Here at TDP, we have written story after story on the embarrassing and even comical manner in which the various SportsCenter anchors have tried to deal with NASCAR. Here are a few:
SportsCenter Drops The NASCAR Ball from September of 2008
Why SportsCenter Hates NASCAR from June of 2011
This weekend both NASCAR and IndyCar ran Sunday races. The Indy 500 was featured on ABC while the Coke 600 was on FOX. Like many other Americans on holiday, I tuned into SportsCenter late Monday morning to watch the highlights and get the follow-up reporting on both races.
Dario Franchitti had won one of the most exciting Indy 500 races in years. This event is the jewel of the ESPN IndyCar TV package. The race featured a furious sequence of passing on the closing laps and a final lap crash that became the story of the race. ABC had left the coverage with many stories untold and missed showing many memorable images.
SportsCenter had no Indy 500 highlights, no follow-up and never even referenced the event during the three hours of programming I recorded.
Popular NASCAR driver Kasey Kahne had finally broken his run of bad luck and won in Charlotte. Danica Patrick dominated the pre-race publicity. Favorite Jimmie Johnson had trouble on pit road. There were stories throughout the field. ESPN carries the final 17 Sprint Cup Series races, including the entire Chase for the Championship.
The SportsCenter shows I recorded had no NASCAR highlights, no results and never referenced the race. Fans have told me an earlier AM version of the show had Rusty Wallace talking about the event. Wallace was in Bristol to appear on the 3PM Monday afternoon NASCAR Now program.

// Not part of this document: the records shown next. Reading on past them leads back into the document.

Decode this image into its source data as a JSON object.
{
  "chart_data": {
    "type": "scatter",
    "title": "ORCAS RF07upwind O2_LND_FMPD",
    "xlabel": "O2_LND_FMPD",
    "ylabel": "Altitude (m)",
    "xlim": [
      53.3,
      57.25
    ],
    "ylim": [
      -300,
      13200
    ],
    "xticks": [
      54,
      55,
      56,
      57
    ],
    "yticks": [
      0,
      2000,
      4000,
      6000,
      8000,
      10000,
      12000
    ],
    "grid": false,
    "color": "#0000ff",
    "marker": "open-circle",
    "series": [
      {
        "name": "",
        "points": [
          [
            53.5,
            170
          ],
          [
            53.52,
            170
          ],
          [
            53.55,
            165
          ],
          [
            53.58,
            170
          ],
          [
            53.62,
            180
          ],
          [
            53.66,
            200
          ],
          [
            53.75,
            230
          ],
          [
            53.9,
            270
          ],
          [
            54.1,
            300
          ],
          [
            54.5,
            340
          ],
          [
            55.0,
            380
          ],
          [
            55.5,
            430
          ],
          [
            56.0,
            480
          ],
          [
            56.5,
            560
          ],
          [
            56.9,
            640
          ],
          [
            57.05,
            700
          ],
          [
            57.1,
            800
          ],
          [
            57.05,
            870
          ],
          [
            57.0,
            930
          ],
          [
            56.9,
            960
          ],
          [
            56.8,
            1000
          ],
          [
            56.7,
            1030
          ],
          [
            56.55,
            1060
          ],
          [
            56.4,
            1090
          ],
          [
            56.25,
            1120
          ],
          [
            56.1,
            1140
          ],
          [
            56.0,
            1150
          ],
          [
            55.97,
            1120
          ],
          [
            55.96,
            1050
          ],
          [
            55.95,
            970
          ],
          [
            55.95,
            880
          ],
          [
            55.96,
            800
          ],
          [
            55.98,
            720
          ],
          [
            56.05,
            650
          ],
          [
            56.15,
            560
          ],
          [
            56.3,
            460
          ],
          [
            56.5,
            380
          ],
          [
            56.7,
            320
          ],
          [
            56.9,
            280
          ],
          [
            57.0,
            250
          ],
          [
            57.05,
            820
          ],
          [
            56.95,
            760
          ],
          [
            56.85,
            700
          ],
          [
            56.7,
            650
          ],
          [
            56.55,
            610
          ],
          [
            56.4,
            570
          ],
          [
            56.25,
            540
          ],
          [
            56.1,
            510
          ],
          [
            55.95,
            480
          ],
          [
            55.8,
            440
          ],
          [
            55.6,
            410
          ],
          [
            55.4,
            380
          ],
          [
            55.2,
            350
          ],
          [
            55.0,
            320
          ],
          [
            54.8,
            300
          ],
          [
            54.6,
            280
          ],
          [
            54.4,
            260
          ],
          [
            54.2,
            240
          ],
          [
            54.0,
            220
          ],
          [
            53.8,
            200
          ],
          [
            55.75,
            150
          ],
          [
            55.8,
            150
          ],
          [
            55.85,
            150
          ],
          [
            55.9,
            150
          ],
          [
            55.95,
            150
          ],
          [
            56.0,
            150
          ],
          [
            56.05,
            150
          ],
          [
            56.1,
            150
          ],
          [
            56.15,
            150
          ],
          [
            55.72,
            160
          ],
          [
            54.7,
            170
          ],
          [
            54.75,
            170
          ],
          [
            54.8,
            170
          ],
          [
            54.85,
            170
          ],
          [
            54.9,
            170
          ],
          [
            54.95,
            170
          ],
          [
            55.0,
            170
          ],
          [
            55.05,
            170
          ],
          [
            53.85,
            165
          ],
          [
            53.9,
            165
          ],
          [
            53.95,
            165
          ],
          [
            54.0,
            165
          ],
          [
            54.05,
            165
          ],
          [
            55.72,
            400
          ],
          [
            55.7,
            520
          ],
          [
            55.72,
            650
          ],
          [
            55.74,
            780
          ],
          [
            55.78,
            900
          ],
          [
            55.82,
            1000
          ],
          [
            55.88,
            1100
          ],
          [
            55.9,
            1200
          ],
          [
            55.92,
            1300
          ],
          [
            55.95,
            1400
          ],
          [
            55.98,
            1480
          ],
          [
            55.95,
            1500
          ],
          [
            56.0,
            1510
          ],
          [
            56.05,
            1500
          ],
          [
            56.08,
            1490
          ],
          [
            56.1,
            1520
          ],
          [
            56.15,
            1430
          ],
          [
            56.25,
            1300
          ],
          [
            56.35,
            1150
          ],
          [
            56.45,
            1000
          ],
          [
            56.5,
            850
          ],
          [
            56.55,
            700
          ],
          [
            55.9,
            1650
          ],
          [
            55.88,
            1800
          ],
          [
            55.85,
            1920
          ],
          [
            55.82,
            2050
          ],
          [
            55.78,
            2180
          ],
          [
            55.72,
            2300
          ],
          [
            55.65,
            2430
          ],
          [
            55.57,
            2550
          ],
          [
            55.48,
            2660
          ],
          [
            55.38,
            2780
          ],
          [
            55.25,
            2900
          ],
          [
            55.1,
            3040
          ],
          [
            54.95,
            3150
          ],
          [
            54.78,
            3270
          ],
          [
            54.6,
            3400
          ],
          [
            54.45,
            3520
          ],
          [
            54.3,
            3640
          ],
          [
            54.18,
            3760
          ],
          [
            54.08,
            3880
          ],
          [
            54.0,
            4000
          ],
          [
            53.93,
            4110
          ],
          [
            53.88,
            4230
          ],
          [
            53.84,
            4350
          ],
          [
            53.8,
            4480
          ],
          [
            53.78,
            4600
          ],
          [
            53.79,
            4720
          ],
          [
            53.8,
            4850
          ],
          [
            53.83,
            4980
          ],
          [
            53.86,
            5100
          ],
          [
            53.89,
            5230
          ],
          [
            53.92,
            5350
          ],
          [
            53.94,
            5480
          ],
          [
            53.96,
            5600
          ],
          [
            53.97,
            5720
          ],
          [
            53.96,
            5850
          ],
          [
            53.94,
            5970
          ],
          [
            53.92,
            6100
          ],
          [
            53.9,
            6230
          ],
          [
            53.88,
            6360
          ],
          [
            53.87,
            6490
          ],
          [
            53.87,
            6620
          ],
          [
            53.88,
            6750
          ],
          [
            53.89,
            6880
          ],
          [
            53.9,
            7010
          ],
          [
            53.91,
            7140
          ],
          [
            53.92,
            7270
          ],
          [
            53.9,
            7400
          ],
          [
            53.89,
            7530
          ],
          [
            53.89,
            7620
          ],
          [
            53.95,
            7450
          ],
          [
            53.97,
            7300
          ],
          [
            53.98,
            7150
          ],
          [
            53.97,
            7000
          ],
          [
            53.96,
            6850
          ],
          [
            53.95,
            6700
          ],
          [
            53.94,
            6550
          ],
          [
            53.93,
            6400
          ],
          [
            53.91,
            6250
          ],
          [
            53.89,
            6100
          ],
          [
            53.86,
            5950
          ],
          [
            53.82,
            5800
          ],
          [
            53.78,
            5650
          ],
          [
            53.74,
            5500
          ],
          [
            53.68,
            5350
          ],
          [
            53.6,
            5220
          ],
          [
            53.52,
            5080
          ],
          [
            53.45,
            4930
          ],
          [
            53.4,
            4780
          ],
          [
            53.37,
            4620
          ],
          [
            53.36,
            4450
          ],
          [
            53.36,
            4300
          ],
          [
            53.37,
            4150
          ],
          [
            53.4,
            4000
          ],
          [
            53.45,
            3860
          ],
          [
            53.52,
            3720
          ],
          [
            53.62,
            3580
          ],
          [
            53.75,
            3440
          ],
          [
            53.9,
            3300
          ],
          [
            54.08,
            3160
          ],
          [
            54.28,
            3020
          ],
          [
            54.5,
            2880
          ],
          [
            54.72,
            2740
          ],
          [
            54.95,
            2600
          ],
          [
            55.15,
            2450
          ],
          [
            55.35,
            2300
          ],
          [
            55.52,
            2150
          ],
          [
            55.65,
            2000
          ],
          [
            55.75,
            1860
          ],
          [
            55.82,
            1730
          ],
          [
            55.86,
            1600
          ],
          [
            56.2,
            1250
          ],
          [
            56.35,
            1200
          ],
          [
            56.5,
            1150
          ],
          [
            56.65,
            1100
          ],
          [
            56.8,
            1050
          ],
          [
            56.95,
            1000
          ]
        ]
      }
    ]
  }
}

In 2011 some key ESPN staff members were taken on an "immersion trip" to the Charlotte Motor Speedway. Click here to read the story. This trip was not arranged because things were going well, but because it was very clear NASCAR's presence on SportsCenter and other ESPN programs continued to be a struggle.
Now, one year later, my Monday SportsCenter experience included Steven A. Smith loudly debating NBA topics, extended analysis in May about the NFL season and a Top Plays feature that did not show the Indy 500 finish.
The unwatchable hour is alive and well. Perhaps that immersion was not quite deep enough.